— Да он и на собаку-то не похож — игрушка. — Семен снова поднял щенка. — А шерсть какая черная и блестит, будто из капрона! — Семен поднял ухо щенку, оно накрыло всю ладонь, а кончик его даже не поместился и повис между большим и указательным пальцами, — Ты смотри!..
— Породистый, я же тебе говорю…
Семен сдернул с головы кепку, посадил в нее щенка, побежал к своей машине. На ходу прокричал:
— Путевка уже в кармане, ехать торопят. По пути завезу домой, — и уткнулся лицом в кепку, потрогал щекой. Потом оглянулся, спросил: — Как звать его?
— А никак. Не крестили ишо. Жинка звала его так же, как и меня: идиот ненормальный.
Засмеялся Семен, тряхнул головой:
— Ничего, окрестим!
Он открыл дверцу самосвала, положил кепку со щенком на сиденье, повернул ключ зажигания.
Машина фыркнула, задрожала, качнулась с боку на бок и помчалась. Щенок уткнулся носом в пропахшую потом подкладку, растопырил насколько мог лапы, прильнул животом к холодному целлулоидному фирменному ромбу с длинной надписью «Доноблшвейодежда», задрожал и с перепугу даже не скулил.
Машина подпрыгивала на неровностях дороги, кепка скользила по кожаному сиденью, и щенку казалось, что он вот-вот упадет куда-то и разобьется. Он пытался найти хоть какую опору под собой, упирался лапами, животом, но силы были слишком неравными, и его бросало по сиденью из стороны в сторону.
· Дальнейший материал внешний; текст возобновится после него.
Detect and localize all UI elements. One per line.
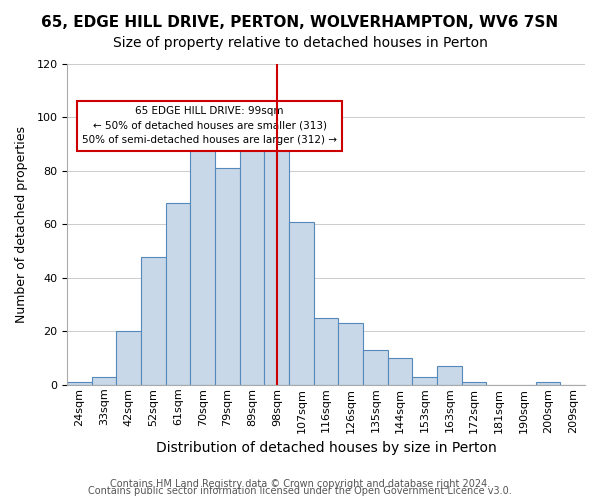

Наконец кепку прибило к задней спинке, щенок почувствовал боком опору, поспешил прильнуть к ней поплотнее. Но машина неожиданно остановилась, будто ткнулась во что-то, и кепка снова заскользила по сиденью к самому краю. Семен вовремя подхватил ее и понес в дом.
Услышав шум машины, навстречу высыпали младшие Семеновы брательники, запрыгали вокруг, тянут кепку, заглядывают в нее.
— Да ну, погодите, — отогнал их Семен. — В хате покажу.
Мать вышла на крыльцо, смотрит: ей тоже любопытно, почему это сын завернул домой в неурочный час.
— Чи поймал кого?
— Ага!
Неботов возился в сарае, услышал гвалт, выглянул. Увидел что-то черное в кепке, спросил:
— Ворону, што ли, словил?
Семен кивнул ему неопределенно и скрылся в дверях. Толкаясь, за ним устремились остальные.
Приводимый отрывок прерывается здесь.